Intra-articular injection of drugs is a more direct treatment, which promotes the enrichment of drugs at the target site, thereby relieving pain and improving joint function more effectively[3,13-15]. However, as an invasive method, intra-articular injection may increase the risk of joint infection. The commonly used drugs for intra-articular injection include glucocorticoids, sodium hyaluronate, chitosan and platelet-rich plasma. Hormone therapy has a potent anti-inflammatory effect, but may cause irreversible damage to the articular cartilage and hence have a poor long-term outcome. AAOS Guidelines for the Diagnosis and Treatment of Osteoarthritis does not recommend the intra-articular injection of sodium hyaluronate[1]. In the 2008 version of the Guidelines, it is indicated that the efficacy of the treatment is uncertain[16]. In the 2009 version of the Osteoarthritis Research Society International guidelines for OA, the intra-articular injection of sodium hyaluronate became “level 2” treatment for KOA, but was not recommended for individuals with polyarticular OA”[5]. In the 2008 version of the guidelines for viscosupplementation for KOA, only cross-linked HA is allowed for single injections[3]. Hence, the intra-articular injection of sodium hyaluronate is still controversial and largely used as a second-line treatment. Chitosan and platelet-rich plasma are less costly, and their efficacy is under further investigation. Guidelines do not mention the use of chitosan or platelet-rich plasma, or only claim that their efficacy remains uncertain[1,2,4,5]. There is a long way to go before the above drugs will be used in the clinic. Drugs with a definite anti-inflammatory effect, no apparent side-effects and low cost are needed for intra-articular injections. In this study, a novel type of selective COX-2 inhibitor, parecoxib, was chosen for intra-articular injection.

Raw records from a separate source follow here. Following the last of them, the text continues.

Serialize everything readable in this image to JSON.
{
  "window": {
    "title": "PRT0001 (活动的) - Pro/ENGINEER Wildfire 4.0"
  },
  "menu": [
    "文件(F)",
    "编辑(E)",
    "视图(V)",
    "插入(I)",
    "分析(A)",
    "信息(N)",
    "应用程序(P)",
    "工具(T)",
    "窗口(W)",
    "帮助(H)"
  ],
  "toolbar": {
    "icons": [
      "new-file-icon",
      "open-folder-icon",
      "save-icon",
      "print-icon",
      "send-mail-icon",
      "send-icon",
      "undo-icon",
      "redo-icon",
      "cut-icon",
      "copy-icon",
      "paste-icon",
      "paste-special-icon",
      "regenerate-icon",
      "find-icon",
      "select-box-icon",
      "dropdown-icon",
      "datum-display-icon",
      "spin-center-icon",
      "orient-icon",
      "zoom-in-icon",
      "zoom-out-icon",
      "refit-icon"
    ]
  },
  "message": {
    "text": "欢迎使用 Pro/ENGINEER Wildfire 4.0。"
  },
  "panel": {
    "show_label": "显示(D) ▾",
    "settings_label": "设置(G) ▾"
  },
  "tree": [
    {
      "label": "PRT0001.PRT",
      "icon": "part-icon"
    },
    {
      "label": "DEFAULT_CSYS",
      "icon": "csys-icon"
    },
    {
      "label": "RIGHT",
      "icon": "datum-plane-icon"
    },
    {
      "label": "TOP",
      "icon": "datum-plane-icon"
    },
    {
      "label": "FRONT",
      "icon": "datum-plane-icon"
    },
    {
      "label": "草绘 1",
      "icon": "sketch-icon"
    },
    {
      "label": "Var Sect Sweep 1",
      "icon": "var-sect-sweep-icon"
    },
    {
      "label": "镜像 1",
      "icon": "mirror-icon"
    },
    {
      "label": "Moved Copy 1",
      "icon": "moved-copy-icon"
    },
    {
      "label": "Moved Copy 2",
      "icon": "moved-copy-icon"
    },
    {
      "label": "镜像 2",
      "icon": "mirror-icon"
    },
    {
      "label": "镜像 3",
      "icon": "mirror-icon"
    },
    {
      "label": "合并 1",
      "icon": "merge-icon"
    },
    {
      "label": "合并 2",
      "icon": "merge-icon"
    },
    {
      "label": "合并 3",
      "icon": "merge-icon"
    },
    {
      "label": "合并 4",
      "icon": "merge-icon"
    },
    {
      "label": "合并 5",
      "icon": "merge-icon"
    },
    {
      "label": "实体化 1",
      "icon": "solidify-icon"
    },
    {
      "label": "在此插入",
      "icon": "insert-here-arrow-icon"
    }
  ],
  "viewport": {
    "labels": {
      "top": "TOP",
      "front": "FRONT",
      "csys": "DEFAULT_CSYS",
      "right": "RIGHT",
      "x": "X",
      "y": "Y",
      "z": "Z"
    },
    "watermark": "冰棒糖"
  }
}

Parecoxib was once used in intravenous and intramuscular injections with high safety and reliability. Few reports are available as to its use in intra-articular injection[11]. After local injection, parecoxib can be hydrolyzed into valdecoxib, which can further block the local synthesis of prostaglandin from arachidonic acid, thus achieving an anti-inflammatory and analgesic effect. Parecoxib’s inhibitory effect on COX-2 is 28,000 times stronger than its effect on COX-1, and it can achieve a potent anti-inflammatory and analgesic effect. As far as the pathogenesis of OA is concerned, inflammatory cytokines are involved in the regulation of the entire process. Inflammation and pain stimuli will cause the secretion of TNF-α by many cells. After binding to its receptors, TNF-α can rapidly trigger the NF-κB signaling pathway. As a result, proinflammatory cytokines such as IL-1, IL-6 and IL-8 will be secreted through a series of signal transduction steps. This further leads to inflammatory cascades and the activation of the inflammatory network, which significantly inhibits the production and release of anti-inflammatory cytokines such as IL-4, IL-10 and IL-13. IL-6 is the primary proinflammatory cytokine in inflammatory responses of the acute stage. It is directly related to OA inflammatory symptoms, such as pain and synovial edema[17,18]. It has been reported that parecoxib not only inhibits the synthesis of prostaglandin, but also has potent anti-inflammatory and analgesic effects[19]. Moreover, parecoxib can alleviate inflammatory responses by inhibiting activation of the NF-κB signaling pathway, and hence inhibit IL-6 transcription. Previous studies have shown that prostaglandin inhibits IL-10 synthesis, while parecoxib promotes IL-10 release and relieves the inflammatory response by inhibiting prostaglandin synthesis[19]. The above studies on the anti-inflammatory mechanism agree with our measurements of inflammatory cytokine levels before and after treatment. These results explain the good clinical efficacy of the intra-articular injection of parecoxib for early KOA from the perspective of basic research.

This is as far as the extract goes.